German politician (born 1961)

Elke Breitenbach (born 8 December 1961 in Frankfurt) is a German politician who served as Senator for Integration, Labour and Social Affairs in the Berlin state government from 2016 to 2021. She previously sat as a member of the Abgeordnetenhaus of Berlin from 2003 to 2017. Currently sitting as an Independent, she was a member of Die Linke until 2024.

==Early career and personal life==
From 1976 to 1981, Breitenbach attended vocational school in Obertshausen in the field of social pedagogy, graduating and earning her Abitur in Babenhausen. She then studied political science at the Free University of Berlin from 1981 to 1989 and graduated with a diploma.
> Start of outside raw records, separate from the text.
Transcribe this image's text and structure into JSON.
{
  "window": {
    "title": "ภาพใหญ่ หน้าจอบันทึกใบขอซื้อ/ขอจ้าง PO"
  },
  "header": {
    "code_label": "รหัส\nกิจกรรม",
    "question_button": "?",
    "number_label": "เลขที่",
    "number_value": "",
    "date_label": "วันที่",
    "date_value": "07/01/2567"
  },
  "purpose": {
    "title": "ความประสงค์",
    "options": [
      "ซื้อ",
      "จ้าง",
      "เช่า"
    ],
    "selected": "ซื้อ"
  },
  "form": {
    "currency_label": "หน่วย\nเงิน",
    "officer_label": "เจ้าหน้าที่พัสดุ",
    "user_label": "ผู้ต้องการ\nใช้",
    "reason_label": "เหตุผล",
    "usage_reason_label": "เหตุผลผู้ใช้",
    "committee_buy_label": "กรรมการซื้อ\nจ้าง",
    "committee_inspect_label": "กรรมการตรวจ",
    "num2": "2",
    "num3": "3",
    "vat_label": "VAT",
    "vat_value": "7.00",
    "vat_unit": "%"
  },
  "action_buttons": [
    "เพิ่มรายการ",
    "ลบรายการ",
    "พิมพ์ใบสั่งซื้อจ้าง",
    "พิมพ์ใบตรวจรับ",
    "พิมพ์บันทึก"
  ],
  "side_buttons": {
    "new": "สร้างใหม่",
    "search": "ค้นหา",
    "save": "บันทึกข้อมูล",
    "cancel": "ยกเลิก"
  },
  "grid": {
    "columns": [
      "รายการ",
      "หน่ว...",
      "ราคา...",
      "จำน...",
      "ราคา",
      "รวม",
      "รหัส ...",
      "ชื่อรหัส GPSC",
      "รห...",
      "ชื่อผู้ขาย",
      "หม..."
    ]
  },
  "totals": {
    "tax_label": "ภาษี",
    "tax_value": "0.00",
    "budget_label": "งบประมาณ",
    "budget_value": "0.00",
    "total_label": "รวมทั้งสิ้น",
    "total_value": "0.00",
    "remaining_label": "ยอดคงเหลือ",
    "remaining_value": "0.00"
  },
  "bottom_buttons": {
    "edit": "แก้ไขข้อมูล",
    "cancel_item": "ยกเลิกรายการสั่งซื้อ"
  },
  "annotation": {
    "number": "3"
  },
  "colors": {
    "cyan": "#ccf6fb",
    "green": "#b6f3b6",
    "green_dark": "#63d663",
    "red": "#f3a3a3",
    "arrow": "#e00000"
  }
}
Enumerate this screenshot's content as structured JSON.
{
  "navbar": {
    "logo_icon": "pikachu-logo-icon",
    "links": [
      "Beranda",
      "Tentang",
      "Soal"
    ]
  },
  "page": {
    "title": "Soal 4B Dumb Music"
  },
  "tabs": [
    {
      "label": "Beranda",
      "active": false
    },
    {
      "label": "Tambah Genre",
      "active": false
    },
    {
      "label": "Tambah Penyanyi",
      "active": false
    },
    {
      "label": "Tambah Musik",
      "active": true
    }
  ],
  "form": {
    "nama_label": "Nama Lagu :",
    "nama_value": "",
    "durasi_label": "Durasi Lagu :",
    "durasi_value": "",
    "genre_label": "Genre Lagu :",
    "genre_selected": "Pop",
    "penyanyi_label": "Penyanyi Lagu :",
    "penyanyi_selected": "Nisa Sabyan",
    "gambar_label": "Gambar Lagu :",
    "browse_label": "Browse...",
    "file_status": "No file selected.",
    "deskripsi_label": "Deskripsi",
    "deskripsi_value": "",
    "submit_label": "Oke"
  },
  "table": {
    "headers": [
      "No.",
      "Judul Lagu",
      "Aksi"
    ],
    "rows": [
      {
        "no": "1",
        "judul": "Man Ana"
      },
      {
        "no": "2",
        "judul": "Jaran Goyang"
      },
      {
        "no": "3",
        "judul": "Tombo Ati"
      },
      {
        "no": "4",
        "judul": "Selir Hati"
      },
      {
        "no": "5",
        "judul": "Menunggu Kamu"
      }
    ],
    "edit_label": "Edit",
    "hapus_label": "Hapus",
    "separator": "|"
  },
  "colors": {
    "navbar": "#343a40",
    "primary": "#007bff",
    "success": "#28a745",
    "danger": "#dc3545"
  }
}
After completing her studies, she worked from 1989 to 1991 as a research assistant at Technische Universität Berlin in the project "Cooperation between vocational schools and organizations involved in trade union youth work in Berlin and Herford". She then worked from 1992 to 1997, as a trade union secretary in the Trade, Banking and Insurance Union (HBV) in the areas of women, youth, and vocational training. After leaving this position, she relied on unemployment benefits.
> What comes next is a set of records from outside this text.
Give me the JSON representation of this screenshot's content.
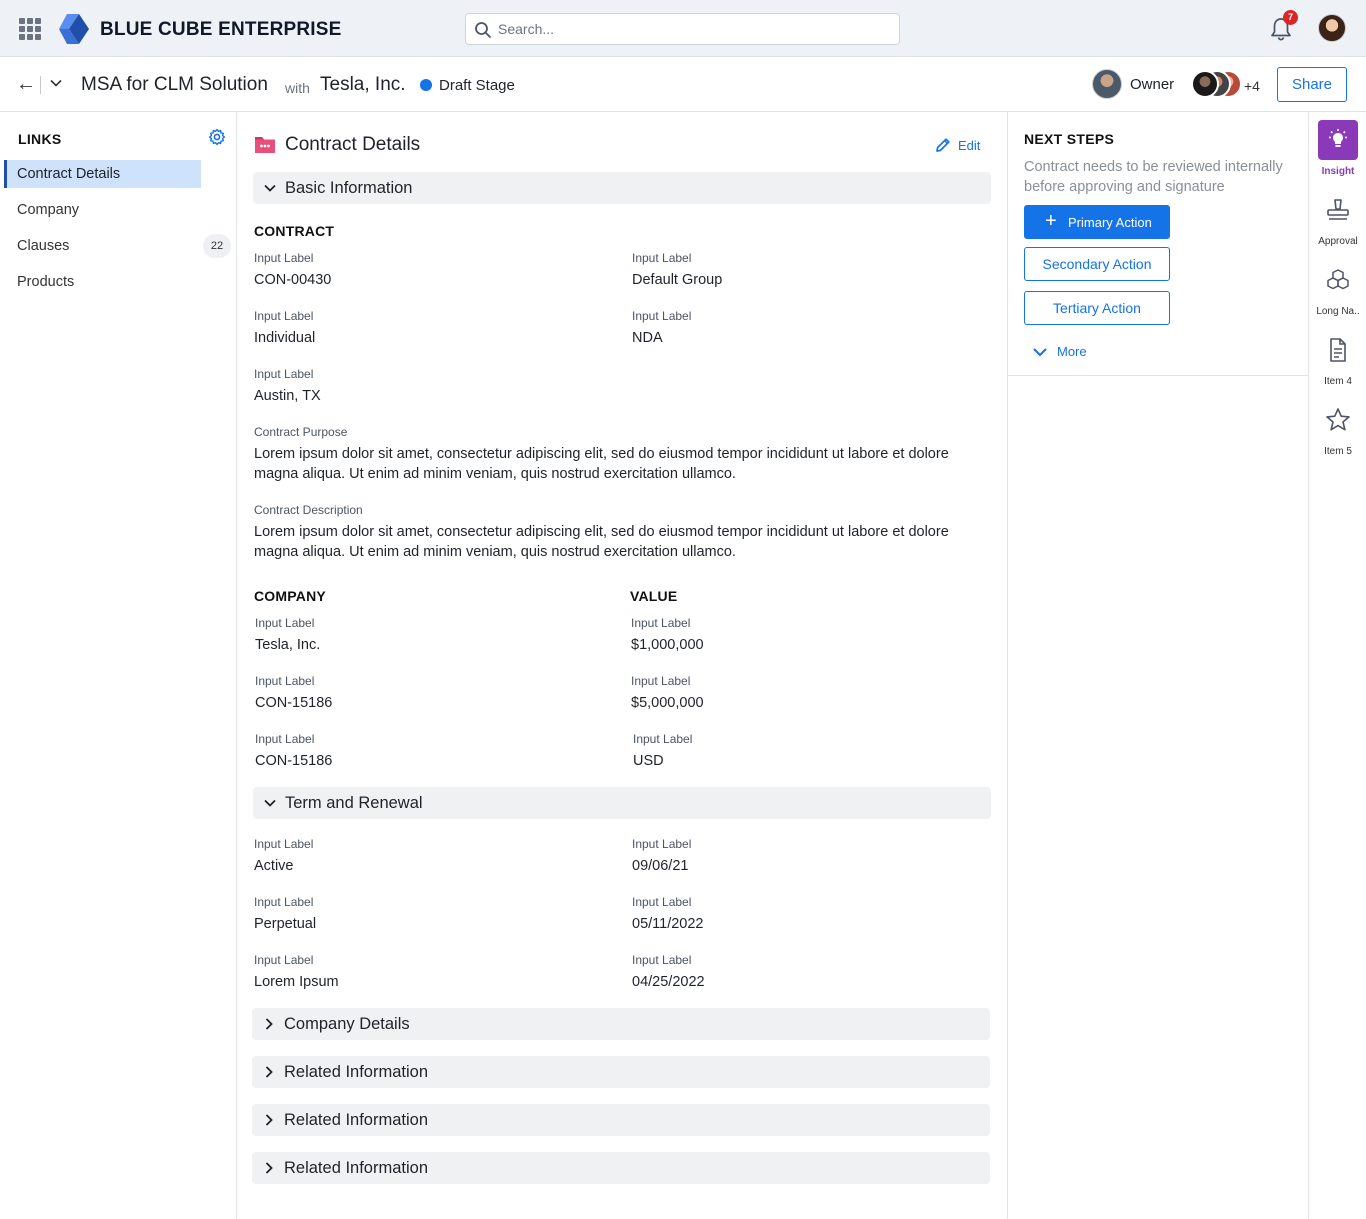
{
  "topbar": {
    "brand": "BLUE CUBE ENTERPRISE",
    "search_placeholder": "Search...",
    "notification_count": "7"
  },
  "header": {
    "title": "MSA for CLM Solution",
    "with_label": "with",
    "party": "Tesla, Inc.",
    "stage": "Draft Stage",
    "stage_color": "#1473e6",
    "owner_label": "Owner",
    "more_collaborators": "+4",
    "share_label": "Share"
  },
  "links": {
    "title": "LINKS",
    "items": [
      {
        "label": "Contract Details",
        "active": true
      },
      {
        "label": "Company"
      },
      {
        "label": "Clauses",
        "count": "22"
      },
      {
        "label": "Products"
      }
    ]
  },
  "main": {
    "title": "Contract Details",
    "edit_label": "Edit",
    "basic_info": {
      "label": "Basic Information",
      "contract_heading": "CONTRACT",
      "fields": [
        {
          "label": "Input Label",
          "value": "CON-00430"
        },
        {
          "label": "Input Label",
          "value": "Default Group"
        },
        {
          "label": "Input Label",
          "value": "Individual"
        },
        {
          "label": "Input Label",
          "value": "NDA"
        },
        {
          "label": "Input Label",
          "value": "Austin, TX"
        }
      ],
      "purpose_label": "Contract Purpose",
      "purpose_text": "Lorem ipsum dolor sit amet, consectetur adipiscing elit, sed do eiusmod tempor incididunt ut labore et dolore magna aliqua. Ut enim ad minim veniam, quis nostrud exercitation ullamco.",
      "description_label": "Contract Description",
      "description_text": "Lorem ipsum dolor sit amet, consectetur adipiscing elit, sed do eiusmod tempor incididunt ut labore et dolore magna aliqua. Ut enim ad minim veniam, quis nostrud exercitation ullamco.",
      "company_heading": "COMPANY",
      "value_heading": "VALUE",
      "company_fields": [
        {
          "label": "Input Label",
          "value": "Tesla, Inc."
        },
        {
          "label": "Input Label",
          "value": "CON-15186"
        },
        {
          "label": "Input Label",
          "value": "CON-15186"
        }
      ],
      "value_fields": [
        {
          "label": "Input Label",
          "value": "$1,000,000"
        },
        {
          "label": "Input Label",
          "value": "$5,000,000"
        },
        {
          "label": "Input Label",
          "value": "USD"
        }
      ]
    },
    "term_renewal": {
      "label": "Term and Renewal",
      "left_fields": [
        {
          "label": "Input Label",
          "value": "Active"
        },
        {
          "label": "Input Label",
          "value": "Perpetual"
        },
        {
          "label": "Input Label",
          "value": "Lorem Ipsum"
        }
      ],
      "right_fields": [
        {
          "label": "Input Label",
          "value": "09/06/21"
        },
        {
          "label": "Input Label",
          "value": "05/11/2022"
        },
        {
          "label": "Input Label",
          "value": "04/25/2022"
        }
      ]
    },
    "collapsed_sections": [
      "Company Details",
      "Related Information",
      "Related Information",
      "Related Information"
    ]
  },
  "next_steps": {
    "title": "NEXT STEPS",
    "description": "Contract needs to be reviewed internally before approving and signature",
    "primary_action": "Primary Action",
    "secondary_action": "Secondary Action",
    "tertiary_action": "Tertiary Action",
    "more_label": "More"
  },
  "rail": {
    "items": [
      {
        "label": "Insight",
        "icon": "lightbulb-icon",
        "active": true
      },
      {
        "label": "Approval",
        "icon": "stamp-icon"
      },
      {
        "label": "Long Na..",
        "icon": "cubes-icon"
      },
      {
        "label": "Item 4",
        "icon": "document-icon"
      },
      {
        "label": "Item 5",
        "icon": "star-icon"
      }
    ],
    "accent_color": "#8a3ab9"
  }
}
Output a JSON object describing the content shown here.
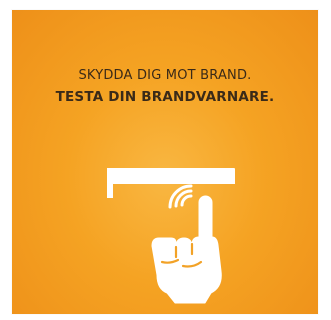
{
  "poster": {
    "line1": "SKYDDA DIG MOT BRAND.",
    "line2": "TESTA DIN BRANDVARNARE."
  },
  "colors": {
    "background_center": "#f9b742",
    "background_edge": "#ee9019",
    "text": "#3a2a18",
    "illustration": "#ffffff"
  },
  "icons": {
    "smoke_detector": "smoke-detector-icon",
    "signal": "signal-waves-icon",
    "hand": "pointing-hand-icon"
  }
}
In 1998–99 she worked as a historian at the Sachsenhausen Memorial, and from 1999 to 2002 was a consultant for social security systems for the Bundestag faction of the Party of Democratic Socialism (PDS). In 2002–03, she worked in the Senate of Berlin and was personal assistant to Senator for Health, Social Affairs, and Consumer Protection Heidi Knake-Werner.

Breitenbach is married to Left politician Thomas Nord.

===Political career===
Breitenbach joined the Party of Democratic Socialism in 2000. In January 2003, she replaced Thomas Flierl as a member of the Abgeordnetenhaus of Berlin. The same year, she was elected to the party executive of the PDS, which she served a member of until the party's dissolution. At the inaugural congress of The Left in June 2007, she was elected to the party executive and served until the next year. From 2012 to 2016, she was also deputy state chairwoman of the Berlin branch of the party. Breitenbach was re-elected to the Abgeordnetenhaus of Berlin in 2006, 2011, and 2016.
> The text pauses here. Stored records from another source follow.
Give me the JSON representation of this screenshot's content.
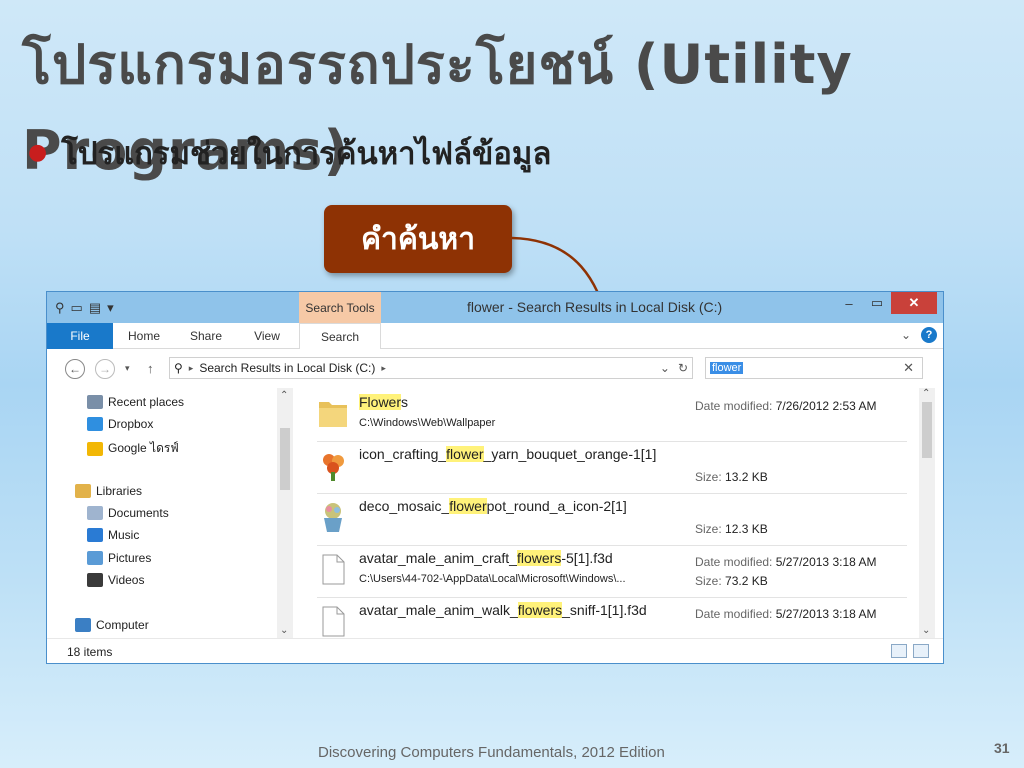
{
  "slide": {
    "title": "โปรแกรมอรรถประโยชน์ (Utility Programs)",
    "bullet": "โปรแกรมช่วยในการค้นหาไฟล์ข้อมูล",
    "callout": "คำค้นหา",
    "footer": "Discovering Computers Fundamentals, 2012 Edition",
    "page_number": "31"
  },
  "window": {
    "title": "flower - Search Results in Local Disk (C:)",
    "context_tab": "Search Tools",
    "ribbon_tabs": [
      "File",
      "Home",
      "Share",
      "View",
      "Search"
    ],
    "address": "Search Results in Local Disk (C:)",
    "search_value": "flower",
    "status": "18 items",
    "nav": [
      {
        "label": "Recent places",
        "icon": "recent-places-icon",
        "color": "#7a8fa8"
      },
      {
        "label": "Dropbox",
        "icon": "dropbox-icon",
        "color": "#2f8fe0"
      },
      {
        "label": "Google ไดรฟ์",
        "icon": "google-drive-icon",
        "color": "#f2b705"
      },
      {
        "label": "Libraries",
        "icon": "libraries-icon",
        "color": "#e2b24a"
      },
      {
        "label": "Documents",
        "icon": "documents-icon",
        "color": "#9fb4cf"
      },
      {
        "label": "Music",
        "icon": "music-icon",
        "color": "#2a7bd4"
      },
      {
        "label": "Pictures",
        "icon": "pictures-icon",
        "color": "#5a9bd6"
      },
      {
        "label": "Videos",
        "icon": "videos-icon",
        "color": "#3a3a3a"
      },
      {
        "label": "Computer",
        "icon": "computer-icon",
        "color": "#3b7fc4"
      }
    ],
    "results": [
      {
        "pre": "",
        "match": "Flower",
        "post": "s",
        "sub": "C:\\Windows\\Web\\Wallpaper",
        "meta1_label": "Date modified:",
        "meta1_value": "7/26/2012 2:53 AM",
        "meta2_label": "",
        "meta2_value": "",
        "icon": "folder-icon"
      },
      {
        "pre": "icon_crafting_",
        "match": "flower",
        "post": "_yarn_bouquet_orange-1[1]",
        "sub": "",
        "meta1_label": "",
        "meta1_value": "",
        "meta2_label": "Size:",
        "meta2_value": "13.2 KB",
        "icon": "flower-image-icon"
      },
      {
        "pre": "deco_mosaic_",
        "match": "flower",
        "post": "pot_round_a_icon-2[1]",
        "sub": "",
        "meta1_label": "",
        "meta1_value": "",
        "meta2_label": "Size:",
        "meta2_value": "12.3 KB",
        "icon": "flowerpot-image-icon"
      },
      {
        "pre": "avatar_male_anim_craft_",
        "match": "flowers",
        "post": "-5[1].f3d",
        "sub": "C:\\Users\\44-702-\\AppData\\Local\\Microsoft\\Windows\\...",
        "meta1_label": "Date modified:",
        "meta1_value": "5/27/2013 3:18 AM",
        "meta2_label": "Size:",
        "meta2_value": "73.2 KB",
        "icon": "file-icon"
      },
      {
        "pre": "avatar_male_anim_walk_",
        "match": "flowers",
        "post": "_sniff-1[1].f3d",
        "sub": "",
        "meta1_label": "Date modified:",
        "meta1_value": "5/27/2013 3:18 AM",
        "meta2_label": "",
        "meta2_value": "",
        "icon": "file-icon"
      }
    ]
  }
}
After the 2016 election, The Left joined a coalition government with the Social Democratic Party (SPD) and Greens. Breitenbach was appointed Senator for Integration, Labour and Social Affairs, and took office on 8 December. She also became a deputy member of the German Bundesrat representing Berlin on 13 December. She resigned her seat in the Abgeordnetenhaus on 31 January 2017 and was succeeded by Gabriele Gottwald.

On 16 December 2019, Breitenbach signed an agreement to improve the compensation for underperformance which allows "inclusive firms" to hire employees with disabilities. For example, building cleaning can be fully remunerated at the same rate, even if the employees may not be able to provide the same services. She also organized Germany's first census of homeless people in January 2020 under the name "Night of Solidarity". The census involved 2,600 volunteers traveling pre-determined routes to gather information and survey those willing to talk. The data gathered was to be used to formulate strategies to assist the homeless, and determine where aid needs to be targeted. The census counted 1,976 homeless people in the city, of which about half slept in shelters, 807 resided in public spaces, and 158 on public transport, among other places. Breitenbach voiced her hope that other cities across Germany would follow Berlin's example and conduct their own censuses of the homeless.

After the 2021 Berlin state election, Breitenbach announced her retirement from the Senate. The Left nominated the former federal co-leader Katja Kipping as her successor. Breitenbach left office with the swearing-in of the Giffey senate on 21 December 2021.
She left Die Linke alongside four others in 2024 due to the party's stance on Israel.

==Social engagement==
As part of the Berlin state admissions program for Syrian refugees, Elke Breitenbach is guarantor for a 71-year-old woman cared for by the non-profit organization Flüchtlingspaten Syria. In 2018 she was also the patron of the 4th Federal Conference of Street Children.